Le mécanisme précis de l’oxygénation par P-450 reste le sujet de recherches intensives. On pense qu’il y a deux possibilités, l’une impliquant la formation d’une espèce radicalaire d’oxygène qui peut attaquer la liaison C—H, et l’autre le transfert d’un atome O vers la liaison C—H. Il n’y a pas de bons précédents inorganiques pour l’oxydation d’un composé organique par Fe(IV)O, et le débat actuel sur le mécanisme de la réaction P-450 élargira presque certainement pour les chimistes inorganiciens la gamme des mécanismes d’oxydation possibles. La proposition d’un mécanisme radicalaires sont peu sélectives et ne sont pas stéréospécifiques ; les oxydations de P-450 sont très sélectives et conservent l’activité optique des substrats chiraux.

            La proposition selon laquelle l’oxygénation se produit par l’attaque d’un centre oxygène positif sur la liaison C—H n’est qu’un exemple d’un nouveau mécanisme proposé pour expliquer une réaction enzymatique.
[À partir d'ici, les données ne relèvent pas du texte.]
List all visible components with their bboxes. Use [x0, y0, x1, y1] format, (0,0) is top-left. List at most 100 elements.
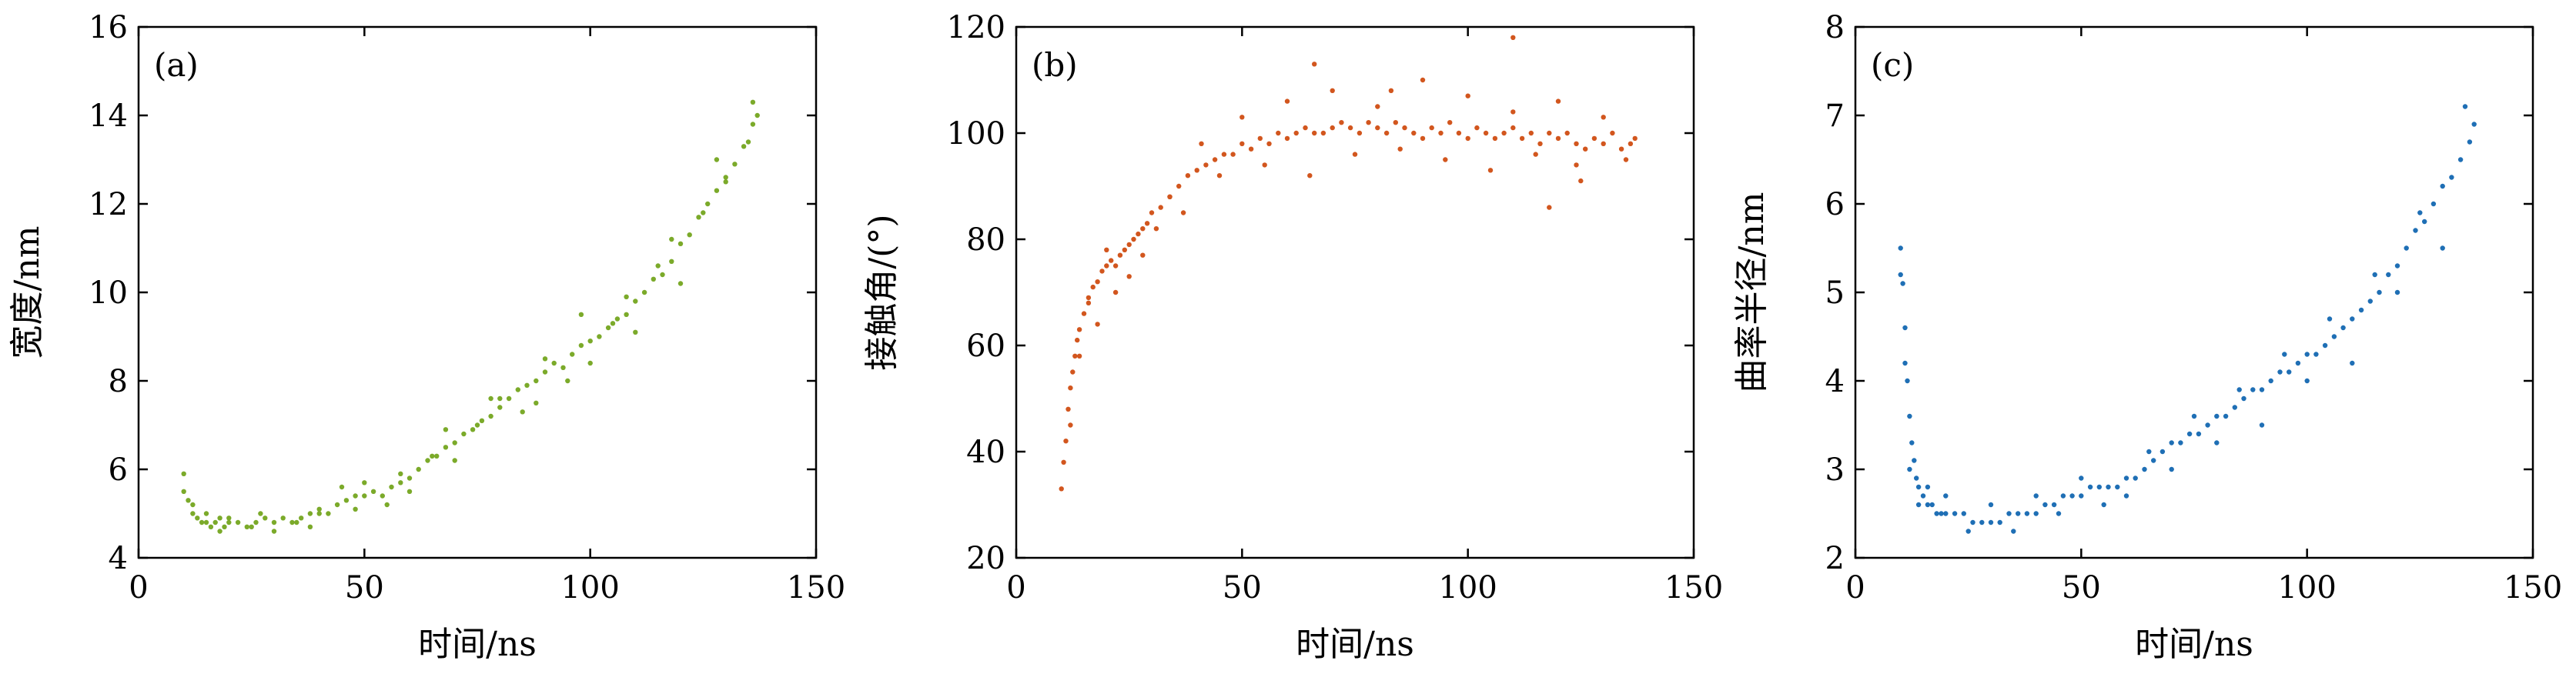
data-point-a	[249, 524, 254, 529]
data-point-c	[1914, 475, 1919, 481]
data-point-a	[754, 112, 760, 118]
data-point-a	[343, 498, 350, 503]
data-point-c	[2191, 413, 2197, 419]
data-point-a	[203, 519, 209, 526]
data-point-b	[1601, 141, 1606, 146]
data-point-b	[1081, 311, 1087, 316]
data-point-c	[1905, 378, 1910, 384]
data-point-c	[1965, 529, 1971, 534]
data-point-b	[1126, 274, 1132, 279]
data-point-a	[551, 360, 557, 366]
data-point-c	[1929, 502, 1935, 508]
data-point-c	[2042, 502, 2048, 508]
data-point-c	[2471, 122, 2477, 127]
data-point-a	[587, 339, 593, 344]
data-point-a	[669, 259, 674, 264]
data-point-b	[1411, 130, 1417, 136]
data-point-b	[1068, 385, 1073, 391]
data-point-b	[1284, 135, 1290, 142]
x-tick-label-a: 150	[787, 570, 845, 606]
data-point-a	[488, 395, 493, 402]
data-point-a	[307, 511, 313, 516]
data-point-c	[1997, 519, 2002, 526]
data-point-c	[1902, 325, 1908, 331]
y-tick-label-b: 20	[966, 541, 1005, 576]
data-point-a	[199, 519, 205, 526]
data-point-a	[362, 480, 367, 485]
data-point-c	[1925, 502, 1931, 508]
data-point-a	[190, 502, 196, 508]
data-point-b	[1474, 125, 1480, 131]
data-point-c	[2060, 493, 2066, 499]
data-point-b	[1510, 109, 1516, 115]
data-point-a	[443, 427, 449, 432]
data-point-b	[1061, 459, 1066, 465]
data-point-b	[1578, 178, 1584, 184]
data-point-c	[2449, 175, 2454, 180]
data-point-a	[565, 378, 570, 384]
data-point-a	[534, 378, 539, 384]
data-point-a	[578, 342, 584, 349]
y-tick-label-c: 3	[1825, 452, 1845, 488]
data-point-c	[2011, 529, 2016, 534]
data-point-c	[2079, 475, 2084, 481]
data-point-c	[2024, 511, 2030, 516]
data-point-c	[2367, 299, 2373, 304]
data-point-a	[353, 506, 358, 512]
data-point-a	[641, 289, 647, 295]
data-point-c	[1934, 511, 1939, 516]
data-point-c	[2241, 395, 2246, 402]
data-point-b	[1257, 135, 1263, 142]
data-point-c	[1920, 493, 1926, 499]
y-tick-label-a: 16	[89, 10, 128, 45]
data-point-b	[1555, 98, 1561, 104]
data-point-b	[1438, 130, 1444, 136]
x-tick-label-b: 150	[1664, 570, 1723, 606]
data-point-c	[1907, 466, 1912, 472]
data-point-c	[2259, 387, 2265, 392]
data-point-b	[1483, 130, 1489, 136]
data-point-b	[1429, 125, 1434, 131]
data-point-b	[1447, 120, 1453, 125]
data-point-b	[1076, 327, 1082, 332]
ticks-a: 0 50 100 150 4 6 8 10 12 14 16	[89, 10, 845, 606]
data-point-a	[723, 179, 728, 185]
data-point-a	[587, 360, 593, 366]
data-point-b	[1303, 125, 1308, 131]
data-point-a	[497, 395, 503, 402]
data-point-b	[1167, 194, 1173, 199]
x-axis-title-b: 时间/ns	[1296, 625, 1414, 664]
data-point-c	[1979, 519, 1985, 526]
y-tick-label-c: 8	[1825, 10, 1845, 45]
data-point-c	[2277, 369, 2283, 375]
panel-b: (b) 0 50 100 150 20 40 60 80 100 120 时间/ns 接触角/(°…	[862, 10, 1723, 664]
points-c	[1898, 104, 2477, 534]
data-point-a	[497, 405, 503, 410]
x-tick-label-c: 150	[2504, 570, 2562, 606]
data-point-c	[2214, 440, 2220, 445]
data-point-a	[534, 400, 539, 405]
y-tick-label-c: 6	[1825, 187, 1845, 222]
data-point-c	[2250, 387, 2256, 392]
data-point-a	[677, 241, 684, 246]
data-point-a	[316, 511, 322, 516]
data-point-b	[1533, 152, 1538, 157]
data-point-a	[203, 511, 209, 516]
data-point-b	[1176, 183, 1182, 189]
data-point-c	[1943, 493, 1949, 499]
data-point-a	[570, 352, 575, 357]
data-point-a	[655, 263, 661, 269]
data-point-a	[398, 471, 403, 476]
data-point-b	[1199, 141, 1204, 146]
data-point-a	[479, 418, 485, 423]
data-point-c	[1925, 484, 1931, 490]
ticks-b: 0 50 100 150 20 40 60 80 100 120	[947, 10, 1724, 606]
data-point-b	[1221, 152, 1227, 157]
data-point-a	[326, 511, 331, 516]
data-point-a	[597, 334, 602, 339]
data-point-b	[1090, 284, 1096, 290]
data-point-b	[1095, 279, 1100, 285]
data-point-a	[430, 453, 435, 459]
data-point-c	[1988, 502, 1994, 508]
x-tick-label-a: 50	[345, 570, 384, 606]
Il est corroboré par l’observation de la rétention de la configuration stéréochimique et par la diminution de la réactivité lorsque le substrat possède des substituants qui empêchent l’atome O de s’approcher de la liaison C—H. Le transfert de ce qui est en fait un atome O neutre laisse la porphyrine de fer réduite de Fe(IV) à Fe(III), alors que le substrat organique est oxydé.

            Le rôle de l’atome S dans cette séquence peut s’exprimer en termes d’orbitales moléculaires en concentrant notre attention sur les orbitales atomiques du fragment S—Fe---O.  Si nous limitons notre attention sur les orbitales 3pz du soufre, 3dz2, 3dzx, 3dyz du fer et 2p de l’oxygène, nous obtenons le diagramme d’orbitales. Les 13 électrons disponibles du fragment occupent les niveaux liants, les niveaux faiblement antiliants, et le dernier électron occupe l’orbitale fortement antiliante 3σ. On peut donc rationaliser la charge formelle élevée du fer dans le complexe par la stabilisation due à l’importante donation de charge de l’atome S très polarisable vers les orbitales 2σ et 2π du fragment. Le rôle particulier de l’atome S trans est de contrôler la charge de l’atome Fe de façon à ce qu’un atome O puisse être transféré. 

            Il apparaît que l’atome de soufre coordiné de P-450 contrôle la charge du fer, facilitant ainsi le transfert de l’atome O.